KIHEI, MAUI (HawaiiNewsNow)

The Department of Health Clean Air Branch is working to determine if HC&S, Hawaiian Commercial and Sugar Company, followed permit guidelines when it burned cane Wednesday on Maui.

Cell phone video and pictures show thick smoke filling Kihei neighborhoods and school children covering their mouths with their shirts. Resident Terez Amato Lindsey shared a picture of her teenager in the hospital getting a breathing treatment.

Ground level smoke is prohibited as part of the permit guidelines.

"It's a serious threat," Physicist Joe Ritter says the smoke from these burns are toxic, "This is a serious health risk not just the children but to the entire community."

Dr. Ritter says the chemicals in sugar cane have been labeled carcinogens. He says the conditions Wednesday, a lack of trade winds, caused the smoke to hover above Kihei and the burn should have been called off.

"I started to feel a little bit dizzy and my stomach started to turn," says Kihei resident Katie Caccamo, "I felt like I was going to vomit."

Caccamo thought her neighbors home was on fire until she walked outside.

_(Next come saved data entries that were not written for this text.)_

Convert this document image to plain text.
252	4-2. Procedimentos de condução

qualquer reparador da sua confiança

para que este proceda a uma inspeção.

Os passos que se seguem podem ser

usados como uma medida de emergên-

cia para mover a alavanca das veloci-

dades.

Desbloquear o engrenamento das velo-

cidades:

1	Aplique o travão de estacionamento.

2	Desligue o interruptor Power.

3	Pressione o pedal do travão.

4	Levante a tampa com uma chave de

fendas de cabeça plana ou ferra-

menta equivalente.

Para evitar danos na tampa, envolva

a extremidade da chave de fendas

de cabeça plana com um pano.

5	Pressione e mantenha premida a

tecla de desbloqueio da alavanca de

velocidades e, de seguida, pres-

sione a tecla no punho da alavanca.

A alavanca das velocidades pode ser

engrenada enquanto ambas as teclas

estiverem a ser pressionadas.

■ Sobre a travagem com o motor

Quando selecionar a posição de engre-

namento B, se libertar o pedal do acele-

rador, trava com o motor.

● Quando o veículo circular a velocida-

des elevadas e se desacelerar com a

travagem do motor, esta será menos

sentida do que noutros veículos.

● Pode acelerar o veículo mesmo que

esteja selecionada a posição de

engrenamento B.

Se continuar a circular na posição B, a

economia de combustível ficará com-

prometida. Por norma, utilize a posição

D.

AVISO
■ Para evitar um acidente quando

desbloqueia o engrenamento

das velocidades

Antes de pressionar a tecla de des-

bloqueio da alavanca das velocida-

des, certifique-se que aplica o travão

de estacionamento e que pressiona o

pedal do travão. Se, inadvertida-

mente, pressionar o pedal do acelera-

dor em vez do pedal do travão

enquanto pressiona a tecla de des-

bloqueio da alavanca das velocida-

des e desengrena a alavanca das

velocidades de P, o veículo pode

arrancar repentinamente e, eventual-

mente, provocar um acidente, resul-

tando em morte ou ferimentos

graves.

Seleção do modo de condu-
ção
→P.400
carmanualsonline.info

The General Manager of HC&S, Rick Volner, issued this statement late Thursday:

"We understand there have been some complaints regarding our agricultural burn in Kihei yesterday. HC&S believes that all rules, procedures and guidelines were properly followed when conducting the agricultural burn. We have provided the DOH with all of our records and data related to yesterday's burn and we would encourage an official investigation. Farming, by its very nature, can produce dust, noise, odors, and smoke which can aggravate pre-existing health conditions, like any other kind of smoke. We do our utmost to minimize the potential for any impacts on our neighbors from our farming activities, including making extensive efforts to inform the community in advance of where and when we are scheduled to conduct agricultural burns, so that they can be prepared. We encourage the community to sign up for free text alerts, phone calls, emails or log on to our website<> to be informed on upcoming burns.

Another burn is scheduled for Friday morning in Kihei.